Quienes dirigían el cotarro eran los Hermanos Son, una secta religiosa de monjes con alas. Históricamente, los Hermanos nunca habían creído la historia de los elfos de que el gran río fuera el origen de toda la vida y la magia.
Los Hermanos Son habían predicado que el mundo tuvo origen en una canción cantada por la voz de la luna. Era un sistema de creencias complicado y atractivo, salvo por un pequeño problema. Era incorrecto. Ahora lo sabemos. La Coda fue la prueba de que, aun si los elfos y sus escrituras no tenían la razón sobre absolutamente todo, ellos eran sin duda los que más cerca estaban.
Supongo que es agradable saber qué mito de la creación es el correcto, pero ¡qué precio hubo que pagar por la certeza! La única leyenda verídica está muerta, y creer en cualquier otra idea no tiene sentido. La fe nos ha abandonado. Los dioses se han ido. Y, aun así, los Hermanos Son permanecen.

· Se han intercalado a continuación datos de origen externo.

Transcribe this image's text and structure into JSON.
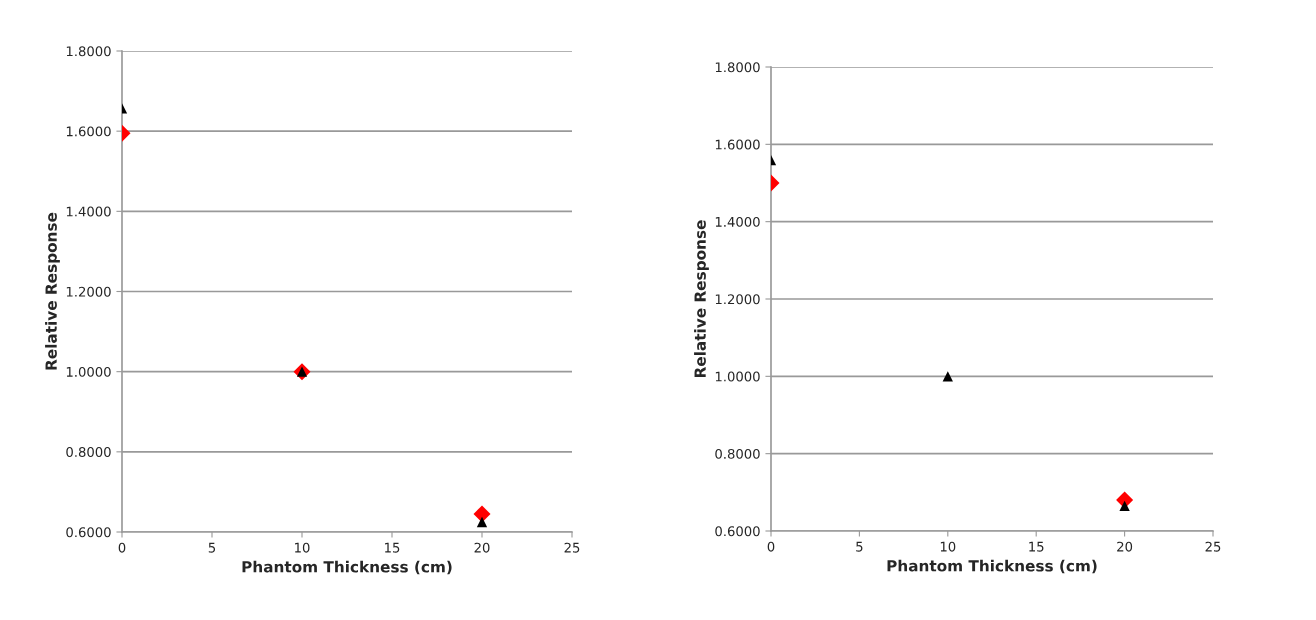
{
  "chart_data": [
    {
      "type": "scatter",
      "xlabel": "Phantom Thickness (cm)",
      "ylabel": "Relative Response",
      "xlim": [
        0,
        25
      ],
      "xticks": [
        0,
        5,
        10,
        15,
        20,
        25
      ],
      "ylim": [
        0.6,
        1.8
      ],
      "yticks": [
        {
          "value": 0.6,
          "label": "0.6000"
        },
        {
          "value": 0.8,
          "label": "0.8000"
        },
        {
          "value": 1.0,
          "label": "1.0000"
        },
        {
          "value": 1.2,
          "label": "1.2000"
        },
        {
          "value": 1.4,
          "label": "1.4000"
        },
        {
          "value": 1.6,
          "label": "1.6000"
        },
        {
          "value": 1.8,
          "label": "1.8000"
        }
      ],
      "grid": "y",
      "legend": false,
      "series": [
        {
          "color": "#ff0000",
          "marker": "diamond",
          "x": [
            0,
            10,
            20
          ],
          "values": [
            1.595,
            1.0,
            0.645
          ]
        },
        {
          "color": "#000000",
          "marker": "triangle",
          "x": [
            0,
            10,
            20
          ],
          "values": [
            1.657,
            1.0,
            0.625
          ]
        }
      ]
    },
    {
      "type": "scatter",
      "xlabel": "Phantom Thickness (cm)",
      "ylabel": "Relative Response",
      "xlim": [
        0,
        25
      ],
      "xticks": [
        0,
        5,
        10,
        15,
        20,
        25
      ],
      "ylim": [
        0.6,
        1.8
      ],
      "yticks": [
        {
          "value": 0.6,
          "label": "0.6000"
        },
        {
          "value": 0.8,
          "label": "0.8000"
        },
        {
          "value": 1.0,
          "label": "1.0000"
        },
        {
          "value": 1.2,
          "label": "1.2000"
        },
        {
          "value": 1.4,
          "label": "1.4000"
        },
        {
          "value": 1.6,
          "label": "1.6000"
        },
        {
          "value": 1.8,
          "label": "1.8000"
        }
      ],
      "grid": "y",
      "legend": false,
      "series": [
        {
          "color": "#ff0000",
          "marker": "diamond",
          "x": [
            0,
            10,
            20
          ],
          "values": [
            1.5,
            null,
            0.68
          ]
        },
        {
          "color": "#000000",
          "marker": "triangle",
          "x": [
            0,
            10,
            20
          ],
          "values": [
            1.559,
            1.0,
            0.665
          ]
        }
      ]
    }
  ]
}
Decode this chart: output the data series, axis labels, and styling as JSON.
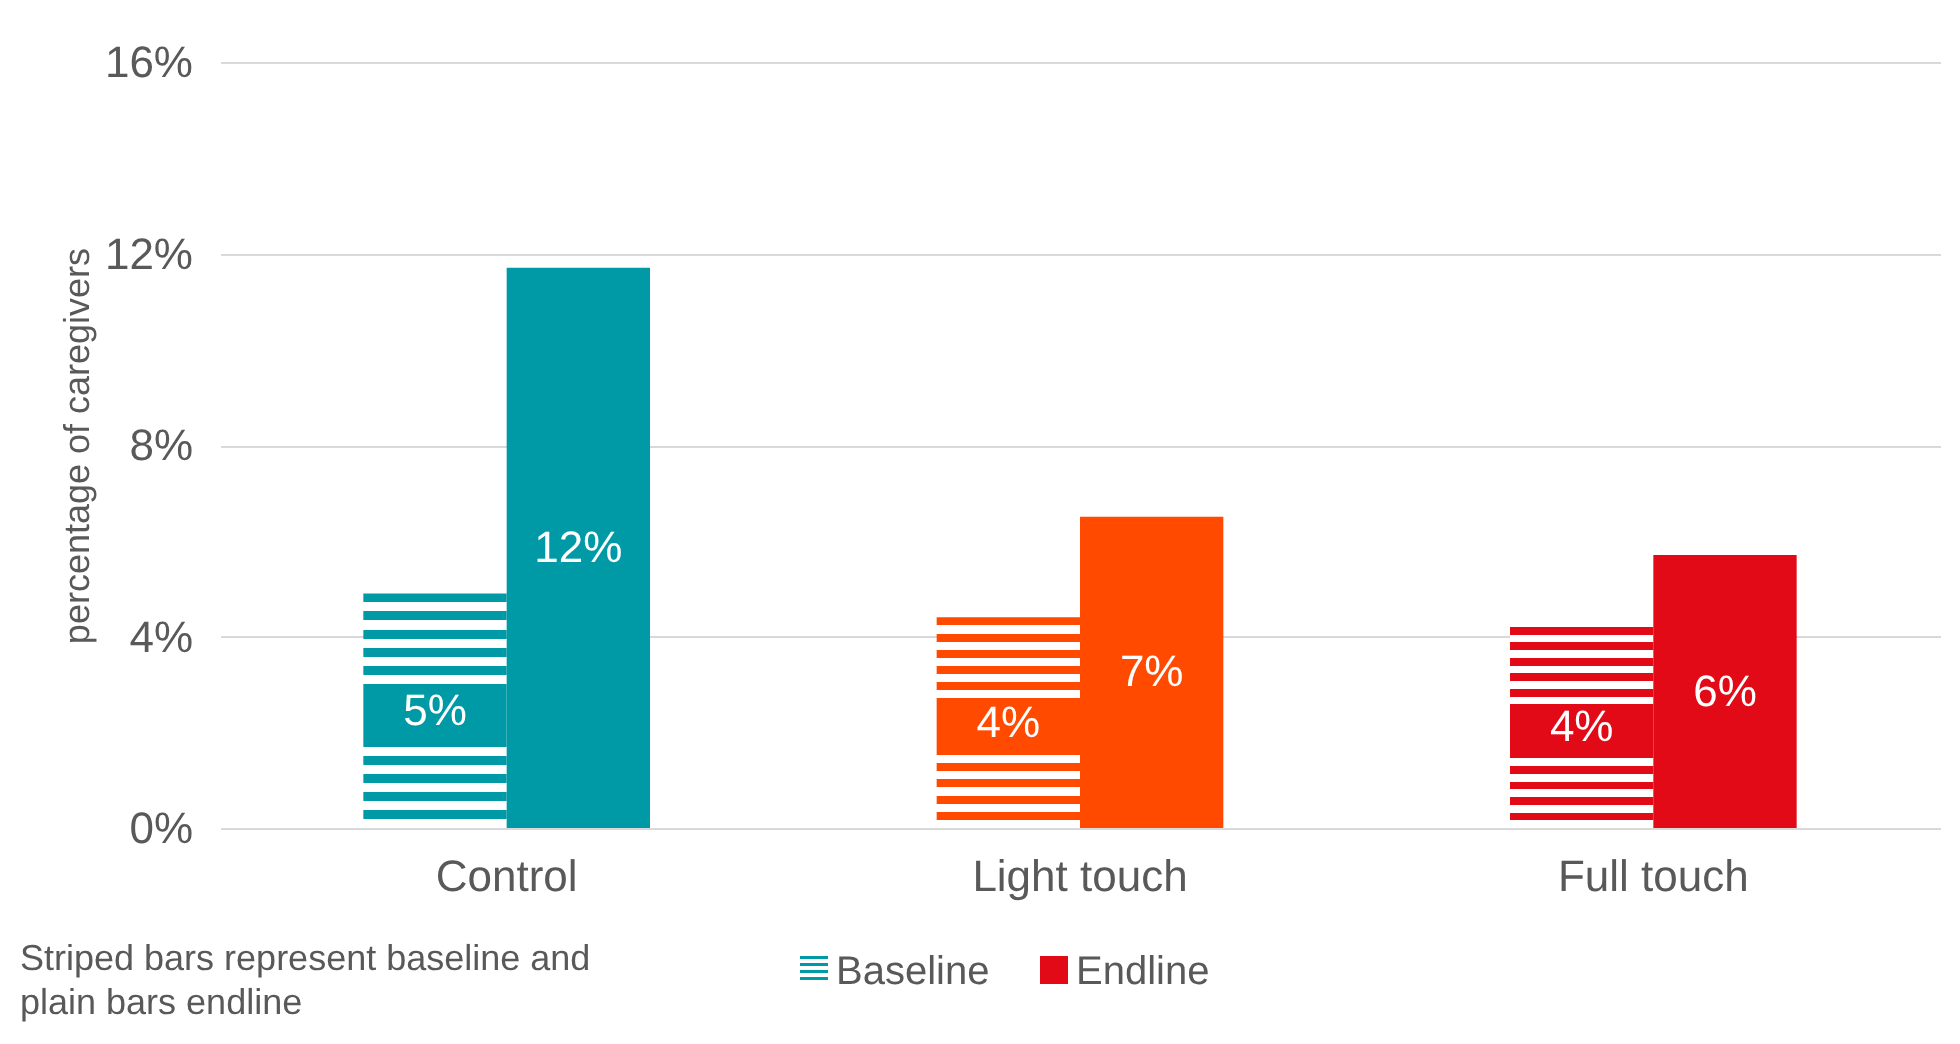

Comenzaron a servir en el tranvía unas pocas semanas después de que el mundo quedara a oscuras. En lugar de abandonar su vocación, redoblaron sus esfuerzos y dedicaron su vida a ayudar a los más necesitados de la ciudad.
Durante mi corta y patética vida, he visto a mucha gente ocultar su deseo de cometer actos terribles detrás de una aparente llamada superior. No es difícil encontrar un sistema de creencias que respalde tus propias necesidades egoístas. La gran sorpresa para mí fue descubrir que también funciona en la otra dirección. Estos hermanos de alas rotas, incluso sin su cuento, tienen corazones decentes por naturaleza.
—¿No va a cenar esta noche, hermano Phillips? —preguntó Benjamín, un monje alto y rubio que llevaba el cabello cortado en forma de tazón, abundante y descuidado.
—No, gracias. De hecho… —Busqué algunas monedas en el bolsillo de mi chaquetón y las dejé caer en sus manos temblorosas—. Por las noches que sí he cenado.
Inclinó la cabeza, aceptando mi caridad con elegancia. Yo mantuve la cabeza gacha y me alejé caminando tan rápido como pude. Siempre me ha resultado más embarazoso prestar ayuda que recibirla.
La noche era cálida, pero soplaba una brisa fresca, y volví a entrar a mi edificio con gusto. La bebida me estaba abandonando el cuerpo, y mis viejos achaques y dolores comenzaban a llenar los espacios vacíos. También aparecieron preguntas: pequeñas y persistentes, que me besaban la nuca con labios ponzoñosos.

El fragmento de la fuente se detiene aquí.